If you’re sitting at your desk right now, there’s a good chance somewhere there’s a stack of unused business cards.
Maybe they’re from an old job, or your title and contact details have changed, or perhaps the company you work for went through a rebrand.
Regardless of the reason, they’re a waste of money.
Australian founded startup Blinq has raised $5 million from Blackbird and Square Peg Capital which founder Jarrod Webb hopes will help you throw away those paper business cards for good.
Blinq lets users share digital business cards, what it calls a snapshot of your professional identity, quickly and easily with others, using the app and an NFC card, short link, email signature, video call background, or QR Code.
It’s certainly not the first startup to try and rid the world of physical business cards. What Blinq has done over the past three years, according to Webb, is capitalise on a moment. Webb was working as an engineer at Uber Eats in 2017 when he founded Blinq. He built the product shortly after it became possible for QR codes to be scanned natively, using an iOS device.
Two years later, Android followed suit, and of course not long after that the COVID-19 pandemic hit, and with it contact tracing apps. All of a sudden entire populations of people were using QR codes multiple times a day.
“There were a bunch of tech developments that happened, as well as the pandemic, and as a result Blinq skyrocketed,” Webb said of the app’s userbase growth.
“It had real product-market fit, in a really viral, organic way. I started working on it full-time in 2021 and we had massive growth in that year.”
Viral growth
Blinq is the first startup since Canva where Blackbird and Square Peg Capital have co-invested in a seed round. It’s Blinq’s virality and the ramifications that has for monetisation that interests them.
Currently Blinq offers premium accounts for both businesses and individuals for $2.99 per month. The user base is currently split 50/50 between individuals and businesses, but Webb believes that businesses will be the larger group over the long term.
“The exciting thing is the business model itself enables this growth. It’s organic bottom up SAAS (software-as-a-service),” Webb said.
“Individuals will try the product and get their businesses excited.
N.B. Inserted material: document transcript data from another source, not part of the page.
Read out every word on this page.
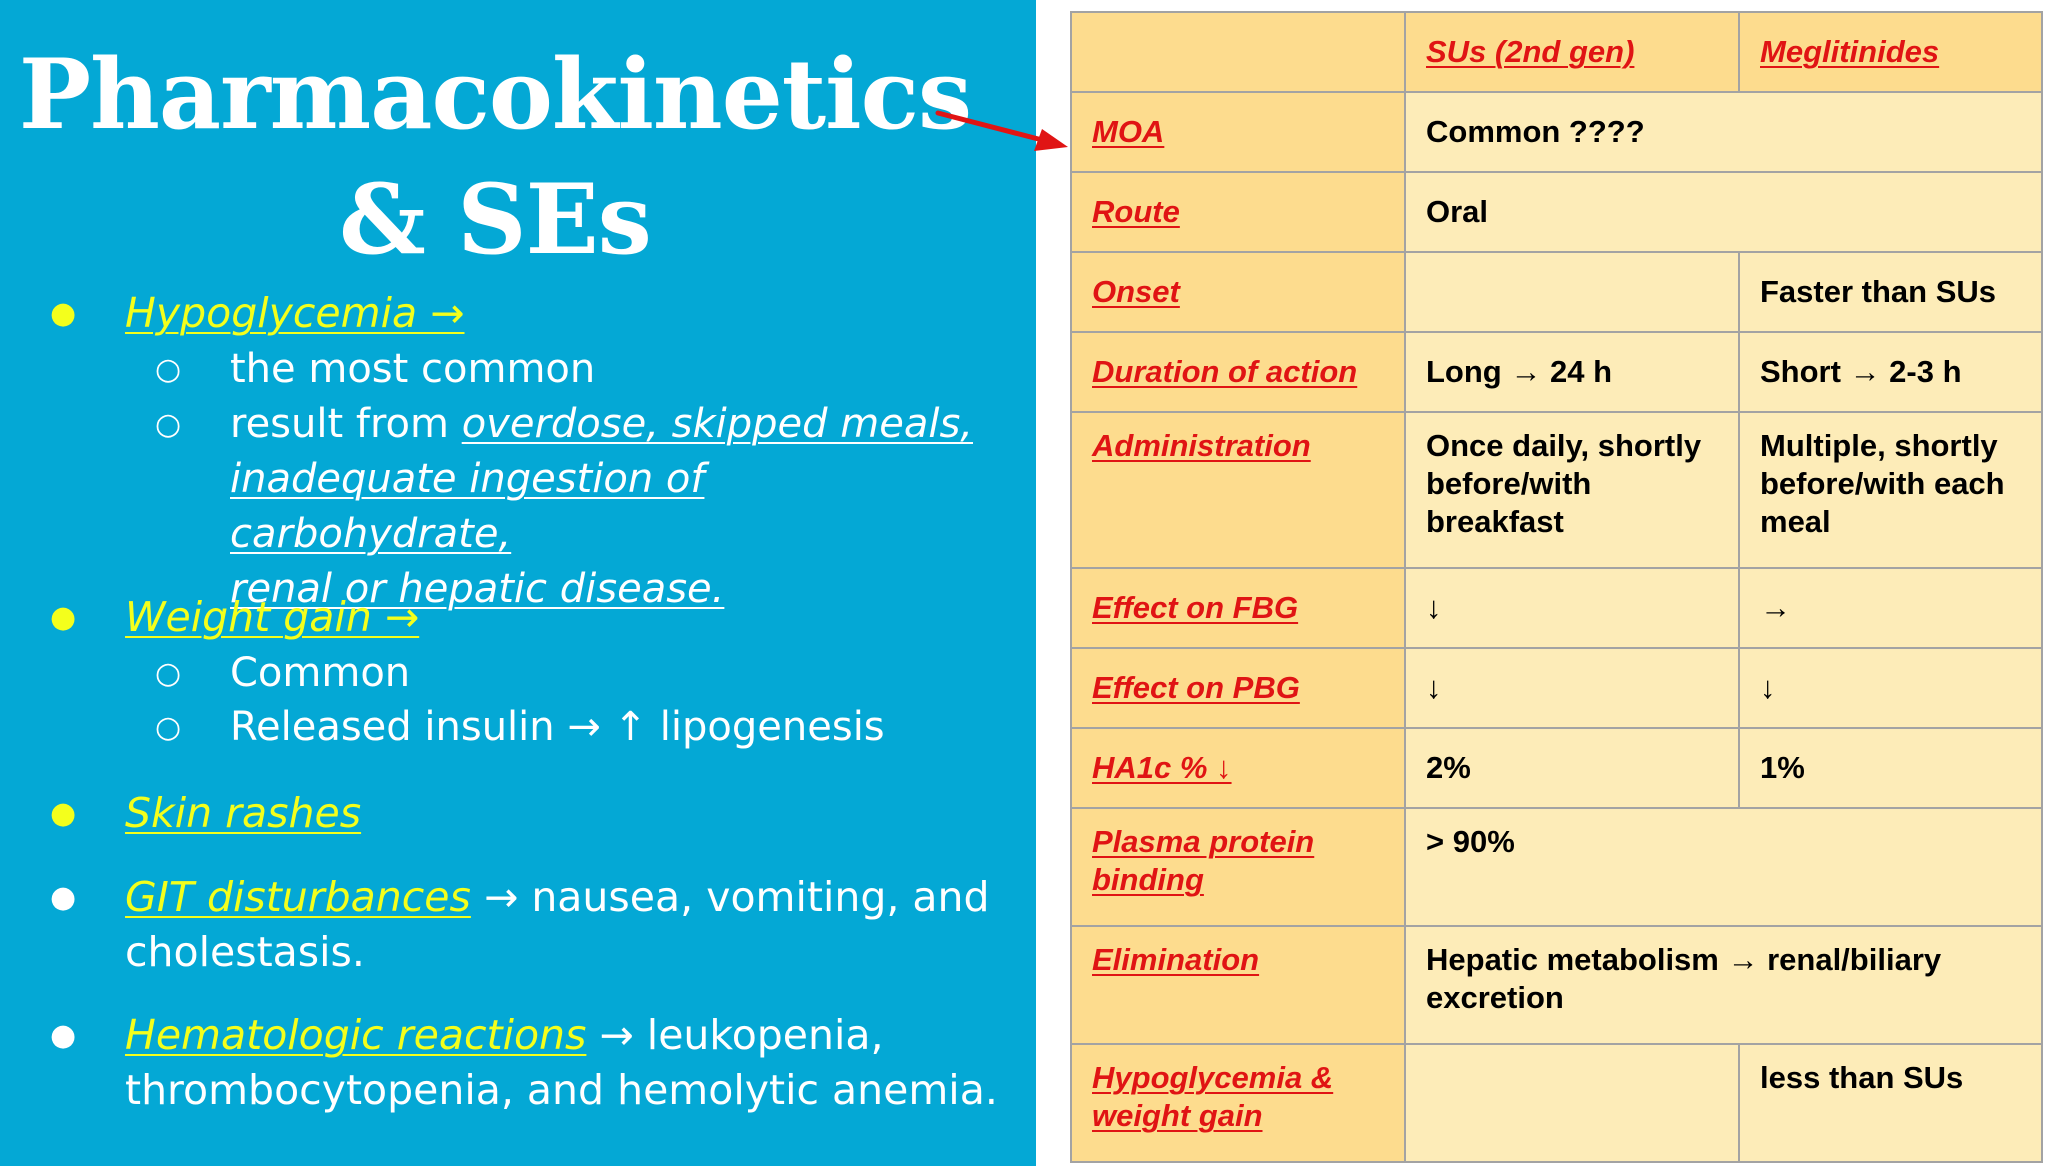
Pharmacokinetics
& SEs
● Hypoglycemia →
○ the most common
○ result from overdose, skipped meals,
inadequate ingestion of carbohydrate,
renal or hepatic disease.
● Weight gain →
○ Common
○ Released insulin → ↑ lipogenesis
● Skin rashes
● GIT disturbances → nausea, vomiting, and
cholestasis.
● Hematologic reactions → leukopenia,
thrombocytopenia, and hemolytic anemia.
	SUs (2nd gen)	Meglitinides
MOA	Common ????	
Route	Oral	
Onset		Faster than SUs
Duration of action	Long → 24 h	Short → 2-3 h
Administration	Once daily, shortly before/with breakfast	Multiple, shortly before/with each meal
Effect on FBG	↓	→
Effect on PBG	↓	↓
HA1c % ↓	2%	1%
Plasma protein binding	> 90%	
Elimination	Hepatic metabolism → renal/biliary excretion	
Hypoglycemia & weight gain		less than SUs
Their managers will start to use them, then teams, then the wider business.
“The point that I realised this could be a good business was when businesses started reaching out to me and asking to come on board.
“And because we charge per user, we also have other cool stuff like negative net revenue churn. So you can do a bunch of really nice growth things to fuel the expansion of the product.”
Negative net revenue churn is when the amount of new revenue from your existing customers is greater than the revenue lost from cancellations and downgrades.
When you share a digital business card using Blinq the person you’re sharing with doesn’t need the app to see it.
“It means almost everyone refers the product, and the use of the product a referral,” Webb said.
“Keeping it simple”
Blinq’s end-game is not just digital business cards. Webb’s vision is for Blinq to be a digital identity that can exist in multiple places — think contact apps on phones, email signatures, customer relationship management software. When a user updates their details on Blinq, the updates will happen in all those other places too.
The $5 million investment will be used to grow Blinq’s 12-strong team to closer to 30 and attempt to realise that vision.
“We’re very much a product company, so that means we need to build a great product. All the revenue and funding is going to be invested into building the best product we can for our users,” he said.
“I think it’s very hard to make a simple product. It’s very hard to make an intuitive product. And what we’re trying to do is build a really simple way for our users to achieve their goal, which is to share information with people.
“Keeping it simple and keeping it really focused is going to be how we build the best product we can.”